A Queen Anne’s County man was arrested this week on charges of attempted murder following an alleged physical assault that included threats to kill the survivor with a shotgun. The woman’s partner fired at or near her, but she was not hit by the shot. The victim suffered repeated physical assault for almost two hours before being able to leave the home and call 911.
The case highlights two ongoing problems with gun policy in Maryland as it relates to domestic violence.
- Many Maryland legislators continue to argue that handguns are the only guns used in domestic violence assaults or homicides. As a result, they say, shotgun ownership or possession doesn’t need to be addressed in domestic violence policy or law. Nothing could be further from the truth. Although the majority of domestic violence homicides occur with handguns, shotguns are also used in many murders of both intimate partners and children. As recently as 2007 a mother and three children were killed by the ex-partner/father with a shotgun in Montgomery County (see Brockdorff case).

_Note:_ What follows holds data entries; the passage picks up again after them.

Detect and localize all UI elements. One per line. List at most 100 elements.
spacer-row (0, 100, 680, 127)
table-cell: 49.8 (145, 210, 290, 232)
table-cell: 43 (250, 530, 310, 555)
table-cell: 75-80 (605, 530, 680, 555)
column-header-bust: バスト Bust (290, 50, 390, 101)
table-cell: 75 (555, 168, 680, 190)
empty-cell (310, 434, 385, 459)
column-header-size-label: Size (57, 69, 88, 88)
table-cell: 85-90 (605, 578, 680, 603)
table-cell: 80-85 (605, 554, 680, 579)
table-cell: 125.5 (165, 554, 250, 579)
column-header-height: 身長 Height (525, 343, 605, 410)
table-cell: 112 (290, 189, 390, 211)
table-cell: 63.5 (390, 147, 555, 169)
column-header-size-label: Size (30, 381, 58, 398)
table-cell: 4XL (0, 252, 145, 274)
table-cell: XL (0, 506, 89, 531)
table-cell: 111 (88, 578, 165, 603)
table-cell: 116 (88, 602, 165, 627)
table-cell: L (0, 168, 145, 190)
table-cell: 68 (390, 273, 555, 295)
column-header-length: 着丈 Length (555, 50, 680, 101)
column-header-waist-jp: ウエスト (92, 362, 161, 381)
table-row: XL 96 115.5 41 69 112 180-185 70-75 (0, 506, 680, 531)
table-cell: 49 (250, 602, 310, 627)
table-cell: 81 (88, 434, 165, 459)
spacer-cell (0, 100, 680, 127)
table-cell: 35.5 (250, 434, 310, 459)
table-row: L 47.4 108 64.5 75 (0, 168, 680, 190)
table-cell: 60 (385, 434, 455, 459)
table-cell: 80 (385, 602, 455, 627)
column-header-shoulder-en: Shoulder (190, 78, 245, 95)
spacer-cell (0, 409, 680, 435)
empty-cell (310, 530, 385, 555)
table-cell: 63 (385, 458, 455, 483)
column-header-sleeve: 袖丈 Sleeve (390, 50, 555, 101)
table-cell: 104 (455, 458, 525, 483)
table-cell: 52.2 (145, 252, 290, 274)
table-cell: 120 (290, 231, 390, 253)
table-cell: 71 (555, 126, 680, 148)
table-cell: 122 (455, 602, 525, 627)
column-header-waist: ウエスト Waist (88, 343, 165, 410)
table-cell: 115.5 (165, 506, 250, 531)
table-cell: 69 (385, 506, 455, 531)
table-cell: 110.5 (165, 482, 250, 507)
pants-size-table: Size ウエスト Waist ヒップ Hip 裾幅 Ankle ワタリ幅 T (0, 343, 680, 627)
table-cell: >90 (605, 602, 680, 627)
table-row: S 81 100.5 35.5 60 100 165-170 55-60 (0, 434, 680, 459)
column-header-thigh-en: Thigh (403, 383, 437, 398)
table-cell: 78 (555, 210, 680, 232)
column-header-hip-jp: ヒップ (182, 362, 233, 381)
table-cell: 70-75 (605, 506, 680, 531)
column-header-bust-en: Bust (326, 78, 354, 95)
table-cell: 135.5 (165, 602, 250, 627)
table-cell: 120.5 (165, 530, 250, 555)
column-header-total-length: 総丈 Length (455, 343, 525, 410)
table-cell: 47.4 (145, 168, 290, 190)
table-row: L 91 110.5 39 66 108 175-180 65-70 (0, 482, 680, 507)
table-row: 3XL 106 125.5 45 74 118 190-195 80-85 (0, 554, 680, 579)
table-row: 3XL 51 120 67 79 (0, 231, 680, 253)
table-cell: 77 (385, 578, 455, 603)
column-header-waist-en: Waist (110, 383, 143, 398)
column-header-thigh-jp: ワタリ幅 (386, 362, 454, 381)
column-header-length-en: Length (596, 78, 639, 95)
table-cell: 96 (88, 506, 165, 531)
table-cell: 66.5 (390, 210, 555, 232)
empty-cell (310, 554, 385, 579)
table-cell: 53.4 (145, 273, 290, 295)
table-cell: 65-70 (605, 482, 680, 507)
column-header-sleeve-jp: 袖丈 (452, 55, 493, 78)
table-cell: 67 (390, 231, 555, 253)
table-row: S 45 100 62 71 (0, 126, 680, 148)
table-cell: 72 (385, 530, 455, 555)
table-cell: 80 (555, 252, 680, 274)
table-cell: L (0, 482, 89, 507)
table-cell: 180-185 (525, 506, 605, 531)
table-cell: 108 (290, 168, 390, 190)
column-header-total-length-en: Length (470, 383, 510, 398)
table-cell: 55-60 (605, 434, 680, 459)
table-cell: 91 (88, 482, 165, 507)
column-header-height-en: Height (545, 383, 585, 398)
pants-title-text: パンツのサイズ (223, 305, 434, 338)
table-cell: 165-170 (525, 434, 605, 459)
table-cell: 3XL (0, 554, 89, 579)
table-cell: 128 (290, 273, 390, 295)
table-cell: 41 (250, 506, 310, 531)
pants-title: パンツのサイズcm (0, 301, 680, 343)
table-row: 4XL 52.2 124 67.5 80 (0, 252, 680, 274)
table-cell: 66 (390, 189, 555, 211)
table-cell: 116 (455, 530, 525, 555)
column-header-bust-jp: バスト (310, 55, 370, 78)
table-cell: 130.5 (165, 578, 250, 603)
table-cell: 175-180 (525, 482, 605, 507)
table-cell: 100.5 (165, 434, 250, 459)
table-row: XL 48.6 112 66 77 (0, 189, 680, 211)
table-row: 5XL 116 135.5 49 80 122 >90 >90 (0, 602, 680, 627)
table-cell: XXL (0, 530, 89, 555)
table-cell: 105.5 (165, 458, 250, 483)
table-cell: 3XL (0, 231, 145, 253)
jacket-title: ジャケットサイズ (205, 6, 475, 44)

- The man charged in the recent Queen Anne case, Craig Sudler Willis, was banned by Maryland law from possessing a firearm. Stricter enforcement procedures are needed in Maryland law to ensure that those convicted of assault or a felony do not continue to own firearms.
Montgomery County judges virtually never tell defendants convicted of second degree assault that they may no longer possess any type of gun under Maryland law. We don’t expect all convicted defendants to automatically obey the law regarding gun possession – but notification by a judge is an important first step. There is evidence to suggest that many people convicted of crimes want to avoid further problems with the law — and Maryland’s minimum five year sentence for possessing a firearm when you are a prohibited person will be a strong deterrent in some cases. Further enforcement procedures are necessary to mandate compliance.